Arrays are very helpful for many applications, but they dont set up the name combinations exactly as requested in this problem. If one creates the variable list, one could use an array to reference it (I am not disputing that.)
Bottom line, I beleive that there is rarely a single right answer when it comes to design/architecture. In depends on the size/scale, complexity, degree of change, things that are more likely to change, etc. I'm not sure what would be Lei's preference but thought this may be helpful, at least for some folks as it was for me. Thanks for the comment. I hope this contributes to the discussion.
05-24-2016 08:13 AM - edited 05-24-2016 08:17 AM
The key point in your statement there however is:
"...specially when one starts reaching the hundreds or thousands of variables of different sorts."

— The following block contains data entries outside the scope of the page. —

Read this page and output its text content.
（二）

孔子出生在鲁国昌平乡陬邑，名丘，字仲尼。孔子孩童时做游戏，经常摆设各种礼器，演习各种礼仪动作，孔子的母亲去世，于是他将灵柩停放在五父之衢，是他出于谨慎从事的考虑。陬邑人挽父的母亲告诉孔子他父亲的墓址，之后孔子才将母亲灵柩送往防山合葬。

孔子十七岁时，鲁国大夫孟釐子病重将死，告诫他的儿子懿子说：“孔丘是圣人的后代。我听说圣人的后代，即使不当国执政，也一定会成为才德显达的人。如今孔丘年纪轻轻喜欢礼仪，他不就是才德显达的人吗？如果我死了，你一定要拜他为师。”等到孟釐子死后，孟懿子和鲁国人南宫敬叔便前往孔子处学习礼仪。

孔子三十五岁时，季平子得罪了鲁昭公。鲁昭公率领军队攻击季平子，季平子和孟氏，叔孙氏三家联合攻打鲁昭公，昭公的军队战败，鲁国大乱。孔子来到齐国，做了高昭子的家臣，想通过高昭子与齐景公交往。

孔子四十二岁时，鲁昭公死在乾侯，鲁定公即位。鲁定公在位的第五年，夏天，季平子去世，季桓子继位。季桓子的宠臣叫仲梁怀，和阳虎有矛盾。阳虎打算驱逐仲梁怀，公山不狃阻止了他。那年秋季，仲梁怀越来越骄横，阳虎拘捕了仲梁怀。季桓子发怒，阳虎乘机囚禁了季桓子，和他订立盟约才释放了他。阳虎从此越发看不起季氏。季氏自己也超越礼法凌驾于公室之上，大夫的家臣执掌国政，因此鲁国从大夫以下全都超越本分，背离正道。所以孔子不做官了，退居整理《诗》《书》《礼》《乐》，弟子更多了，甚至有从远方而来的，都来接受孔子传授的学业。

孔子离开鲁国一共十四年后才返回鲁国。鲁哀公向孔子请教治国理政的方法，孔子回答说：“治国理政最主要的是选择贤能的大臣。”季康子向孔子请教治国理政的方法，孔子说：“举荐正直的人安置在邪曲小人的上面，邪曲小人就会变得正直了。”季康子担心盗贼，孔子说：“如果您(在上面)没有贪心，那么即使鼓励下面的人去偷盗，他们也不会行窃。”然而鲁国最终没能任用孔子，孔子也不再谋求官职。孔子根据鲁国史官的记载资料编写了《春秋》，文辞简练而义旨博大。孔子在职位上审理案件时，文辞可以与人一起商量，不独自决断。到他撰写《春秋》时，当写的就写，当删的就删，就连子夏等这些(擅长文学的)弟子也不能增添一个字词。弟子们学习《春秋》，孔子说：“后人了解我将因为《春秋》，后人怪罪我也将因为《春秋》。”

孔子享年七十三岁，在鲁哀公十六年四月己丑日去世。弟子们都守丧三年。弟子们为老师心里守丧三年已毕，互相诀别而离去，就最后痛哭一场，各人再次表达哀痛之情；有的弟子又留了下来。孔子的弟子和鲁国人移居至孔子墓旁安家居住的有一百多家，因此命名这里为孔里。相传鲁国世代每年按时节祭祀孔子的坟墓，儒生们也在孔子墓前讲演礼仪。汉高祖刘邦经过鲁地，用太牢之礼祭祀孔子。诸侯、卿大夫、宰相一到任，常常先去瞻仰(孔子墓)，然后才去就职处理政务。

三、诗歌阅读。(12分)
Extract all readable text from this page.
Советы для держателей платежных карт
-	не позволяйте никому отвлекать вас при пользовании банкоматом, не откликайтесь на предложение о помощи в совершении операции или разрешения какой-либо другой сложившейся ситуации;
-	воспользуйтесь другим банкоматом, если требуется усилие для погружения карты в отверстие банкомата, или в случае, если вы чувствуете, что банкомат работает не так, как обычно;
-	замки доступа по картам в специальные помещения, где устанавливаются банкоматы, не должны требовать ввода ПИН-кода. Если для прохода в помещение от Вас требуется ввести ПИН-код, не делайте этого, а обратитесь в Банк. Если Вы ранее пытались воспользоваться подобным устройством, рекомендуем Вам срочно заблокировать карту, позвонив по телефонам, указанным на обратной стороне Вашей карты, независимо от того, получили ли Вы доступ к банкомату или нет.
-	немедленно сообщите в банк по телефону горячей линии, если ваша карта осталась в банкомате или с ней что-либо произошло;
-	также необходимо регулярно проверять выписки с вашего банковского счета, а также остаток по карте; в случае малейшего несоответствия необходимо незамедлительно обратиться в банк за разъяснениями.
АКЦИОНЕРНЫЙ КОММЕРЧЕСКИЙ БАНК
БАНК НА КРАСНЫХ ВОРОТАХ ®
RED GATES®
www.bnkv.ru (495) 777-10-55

The question arises why are you dealing with a) data with thousands of variables, and b) why write code to handle data structure changes. Both can be avoided by changes to the structure of the data so that you are using the functionality of SAS - fixed data structure, many observations (which also most other formats use - databases, CDISC etc.), rather than many columns which may change, and fewer observations - which is a good indicator that someone is used to/uses Excel.
To give an example. Lab data, this is where we have many parameters, which could have text or numeric results, and units. I could define a dataset which looks like this:
WBC UNIT RESULT RBC UNIT RESULT... for each test. This may work, but if I drop RBC or WBC then I need to change my code, or at least put code in to develop variable lists and such like. Now consider the simple data change to (CDISC):
PARAM UNIT RESULT_C RESULT_N
WBC xyz xyz 123
on so on for each parameter. You see in the second instance the structure of the data does not change regardless of if I drop RBC or add tests. For reporting or aggregates etc, I can use by group processing, which means I don't need to knwo what unique obs there is. Its all automatic and very simple base SAS programming.
05-24-2016 09:02 AM
You need to use a period to indicate the end of the macro variable name.
So if you had a macro variable named VARNAME with the value WAITCAT30 and you want to generate the string WAITCAT30A you would code &varname.A.
Note that this means that when you actually want a period you need to type it twice since the first one will be interpretted as ending the macro variable reference. So if you had macro variable named LIBREF with the value WORK and you wanted to generate the dataset name WORK.MYDATA you would code &libref..MYDATA.